…A Tea Party demonstration, where
it all started for the far right
The voters are making it clear
that the system has to change
With all the
comments that are being offered about all the presidential primaries that are
occurring across the nation, there is only one truism that everyone seems to
agree upon. That being, that the
American political electoral system is suffering from total dysfunction.
There is one
other item that most sane Americans can agree on and that is that the US
Congress should start freeing itself from big-money and special-interest
domination. They should do this by
encouraging an alternative election funding system.
One of the
alternative election funding ideas was offered for the very first time by the
Republican President Teddy Roosevelt back in 1907. It’s a very simple idea about a system of
small contributions that would be matched with public funds.
Something must
be done going forward because one of the reasons for the rise of candidates
like Donald Trump is because as Rep. John Sarbanes (D-MD) has stated, “The solid citizens are judging that the
system isn’t responsive to them. When these folks vacate the political town
square, it creates a vacuum — and the extremists take over. A second thing
happens, too: By leaving, people cede the town square even more to the elites,
which drives policy even further away from the real American people and what
they want.”
To fully
explain how big of a problem the “big
money in politics” is today, statistics show that campaign spending for House elections have increased 610% between 1984 and 2012. No, that’s not a typo.
Today’s
members of Congress are caught in this dilemma. Unless there are all personally
wealthy, which some are, they’re #1 Job is to spend most of their time raising
money instead of doing the people’s business.
I find it
interesting that with all the candidates that have been running for president,
not one of them from the Republican Donald Trump, to the democratic socialist
Bernie Sanders, none have said one word about how important this issue is, or
how they would fix it.
Rep. Sarbanes has
offered his idea that should be considered for fixing the problem.
First, he
recommends creating a 50% tax credit for small campaign donations up to $100 in
every two-year election cycle. Second, to amplify the voices of small
contributors, he thinks a 6-to-1 match for their donations to qualified
candidates. To participate, candidates would have to raise at least $50,000 in
small contributions, limit each donor to $1,000 per election and forgo money
from private political action committees (PAC’s).
Sarbanes
argues that for the members of Congress, this approach would create a real
alternative to a system that many of them already hate. It gives power to the
little guy: A $50 donation would become $300. A living-room gathering that
collects 30 of these $50 donations would raise nearly $10,000.
Because of the
conservative Supreme Court’s stupid 5-4 Citizens-United
decision, wealthy Political Action
Committees now dominate the political space. Sarbanes thinks his plan would be approved
even with this same Supreme Court. The plan proposes a formula that would allow
candidates to tap $500,000 in extra federal matching funds in the last two
months of a hot campaign.
The public
cost for this kind of program is not as high as one might expect, and it is
slowly becoming a popular idea. In fact,
a recent poll by the Democracy Corps
found that 72% of respondents
favored this approach or something similar.

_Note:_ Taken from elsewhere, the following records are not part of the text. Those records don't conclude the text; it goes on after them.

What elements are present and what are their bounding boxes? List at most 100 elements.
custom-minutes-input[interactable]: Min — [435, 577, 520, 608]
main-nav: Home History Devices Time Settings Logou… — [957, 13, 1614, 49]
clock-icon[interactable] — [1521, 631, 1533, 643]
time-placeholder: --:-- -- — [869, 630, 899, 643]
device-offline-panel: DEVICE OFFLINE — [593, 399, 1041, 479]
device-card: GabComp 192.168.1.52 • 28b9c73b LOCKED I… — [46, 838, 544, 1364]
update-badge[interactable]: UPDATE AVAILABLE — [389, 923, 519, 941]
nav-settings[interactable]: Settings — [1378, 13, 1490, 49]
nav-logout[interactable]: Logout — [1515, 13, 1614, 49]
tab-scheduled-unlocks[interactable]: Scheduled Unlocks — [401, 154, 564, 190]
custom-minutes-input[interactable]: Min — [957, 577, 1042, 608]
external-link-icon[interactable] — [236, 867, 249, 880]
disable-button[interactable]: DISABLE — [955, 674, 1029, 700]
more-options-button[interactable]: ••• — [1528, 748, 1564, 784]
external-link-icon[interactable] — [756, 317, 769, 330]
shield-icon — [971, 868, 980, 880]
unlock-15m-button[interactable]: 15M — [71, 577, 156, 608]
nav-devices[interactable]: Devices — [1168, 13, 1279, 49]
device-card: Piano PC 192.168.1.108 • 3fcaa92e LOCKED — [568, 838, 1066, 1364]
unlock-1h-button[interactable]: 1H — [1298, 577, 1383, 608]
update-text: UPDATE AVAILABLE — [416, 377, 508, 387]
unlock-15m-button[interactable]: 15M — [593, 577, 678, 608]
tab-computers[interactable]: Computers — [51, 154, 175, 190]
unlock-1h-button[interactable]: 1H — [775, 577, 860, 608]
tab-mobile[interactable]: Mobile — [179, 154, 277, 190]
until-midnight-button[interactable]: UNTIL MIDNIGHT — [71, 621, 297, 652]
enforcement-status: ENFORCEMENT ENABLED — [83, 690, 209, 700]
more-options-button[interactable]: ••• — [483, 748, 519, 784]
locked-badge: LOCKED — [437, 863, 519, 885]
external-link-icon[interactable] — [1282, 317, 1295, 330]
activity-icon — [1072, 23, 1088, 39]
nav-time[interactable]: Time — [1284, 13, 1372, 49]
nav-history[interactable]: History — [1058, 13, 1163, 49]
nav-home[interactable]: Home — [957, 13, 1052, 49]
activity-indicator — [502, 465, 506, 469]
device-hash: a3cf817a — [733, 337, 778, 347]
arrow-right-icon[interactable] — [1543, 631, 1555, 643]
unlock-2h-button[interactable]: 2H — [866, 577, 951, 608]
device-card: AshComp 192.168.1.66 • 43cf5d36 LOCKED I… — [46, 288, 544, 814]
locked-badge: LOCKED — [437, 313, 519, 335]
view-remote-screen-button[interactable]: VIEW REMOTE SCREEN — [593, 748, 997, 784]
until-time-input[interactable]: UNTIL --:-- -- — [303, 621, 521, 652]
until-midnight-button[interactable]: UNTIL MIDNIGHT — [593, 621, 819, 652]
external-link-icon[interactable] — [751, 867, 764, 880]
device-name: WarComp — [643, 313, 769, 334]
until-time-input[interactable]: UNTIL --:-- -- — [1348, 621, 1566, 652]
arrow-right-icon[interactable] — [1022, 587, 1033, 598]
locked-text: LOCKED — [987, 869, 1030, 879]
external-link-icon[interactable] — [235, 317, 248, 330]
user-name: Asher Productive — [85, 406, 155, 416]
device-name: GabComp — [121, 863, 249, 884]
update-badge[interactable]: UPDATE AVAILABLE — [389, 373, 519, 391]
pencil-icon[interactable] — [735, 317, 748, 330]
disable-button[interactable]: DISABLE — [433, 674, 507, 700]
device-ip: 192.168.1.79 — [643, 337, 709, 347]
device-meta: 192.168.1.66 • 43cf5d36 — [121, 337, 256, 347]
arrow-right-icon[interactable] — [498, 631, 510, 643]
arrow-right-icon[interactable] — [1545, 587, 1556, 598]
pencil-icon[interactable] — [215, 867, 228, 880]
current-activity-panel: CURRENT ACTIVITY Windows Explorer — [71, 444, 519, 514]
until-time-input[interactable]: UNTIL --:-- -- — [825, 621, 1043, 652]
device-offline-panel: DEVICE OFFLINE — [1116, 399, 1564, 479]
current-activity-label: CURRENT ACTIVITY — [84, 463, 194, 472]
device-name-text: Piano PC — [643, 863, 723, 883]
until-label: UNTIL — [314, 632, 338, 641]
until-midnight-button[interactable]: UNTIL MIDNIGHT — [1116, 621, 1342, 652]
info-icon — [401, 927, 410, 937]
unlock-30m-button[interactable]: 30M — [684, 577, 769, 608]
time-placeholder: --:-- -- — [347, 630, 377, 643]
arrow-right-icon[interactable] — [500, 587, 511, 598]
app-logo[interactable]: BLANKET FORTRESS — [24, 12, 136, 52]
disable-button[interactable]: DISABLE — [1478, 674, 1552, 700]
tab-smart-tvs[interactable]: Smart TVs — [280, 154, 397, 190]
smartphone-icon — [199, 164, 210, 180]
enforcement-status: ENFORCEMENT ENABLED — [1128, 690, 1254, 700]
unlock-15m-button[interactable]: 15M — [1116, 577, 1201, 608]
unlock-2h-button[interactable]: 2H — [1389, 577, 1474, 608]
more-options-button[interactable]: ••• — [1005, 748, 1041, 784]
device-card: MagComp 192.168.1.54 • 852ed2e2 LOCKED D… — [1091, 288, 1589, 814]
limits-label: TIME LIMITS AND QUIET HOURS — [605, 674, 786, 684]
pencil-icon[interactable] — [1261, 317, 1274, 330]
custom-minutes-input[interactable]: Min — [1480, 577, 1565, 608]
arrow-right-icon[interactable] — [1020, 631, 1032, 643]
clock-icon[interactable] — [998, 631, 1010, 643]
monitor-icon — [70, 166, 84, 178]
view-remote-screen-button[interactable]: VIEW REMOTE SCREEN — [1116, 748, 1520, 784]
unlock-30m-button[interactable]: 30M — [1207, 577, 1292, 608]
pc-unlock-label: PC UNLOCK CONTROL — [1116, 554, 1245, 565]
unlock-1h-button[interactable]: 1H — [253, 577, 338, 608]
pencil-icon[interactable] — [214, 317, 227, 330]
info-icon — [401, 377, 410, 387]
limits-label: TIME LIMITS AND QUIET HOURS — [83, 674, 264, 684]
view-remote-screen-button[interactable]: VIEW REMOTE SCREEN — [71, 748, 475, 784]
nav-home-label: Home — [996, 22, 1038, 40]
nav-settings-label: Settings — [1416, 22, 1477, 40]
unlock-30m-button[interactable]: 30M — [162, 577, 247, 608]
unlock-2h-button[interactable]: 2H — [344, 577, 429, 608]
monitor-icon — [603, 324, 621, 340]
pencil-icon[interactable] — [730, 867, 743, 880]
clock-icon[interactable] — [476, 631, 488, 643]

…The Occupy Movement, where it all
started for those on the left
According to
the Congressional Budget Office (CBO),
the cost for this type of national program would be the equivalent of the
Defense Department acquiring one ballistic-missile submarine. That may seems a
bit high, but compared to what the wealthy private citizens such as the Koch
Brothers are currently investing, it is not nearly that expensive. And remember the old saying, “you do get what you pay for.”.
But getting
back to the real issue, it is a dilemma that that the conservatives did not
plan for when they agreed to vote for the Citizens-United
case that started all of these problems.
That issue is that they didn’t plan on the current rebellion by the
American voters against the political status quo which is the central political
problem of 2016.
If the
political powers that be, try to pretend that the problem will go away, that is
a big mistake. This attitude by the American voter has been building for over a
decade. It started with the Tea Party on the right, and then the Occupy Movement on the left, and it has
now settled into both the Trump phenomena on the right and in the large support
for Bernie Sanders on the left. It’s not
going away and it could give us the worst case of an elected president in over
100 years.
Both of these
“phenomena’s” have spawned anger and
division that is making the botched political electoral system even more
dysfunctional.
Angry,
alienated Americans from both sides are making it very clear that something has
to change, and it has to change soon.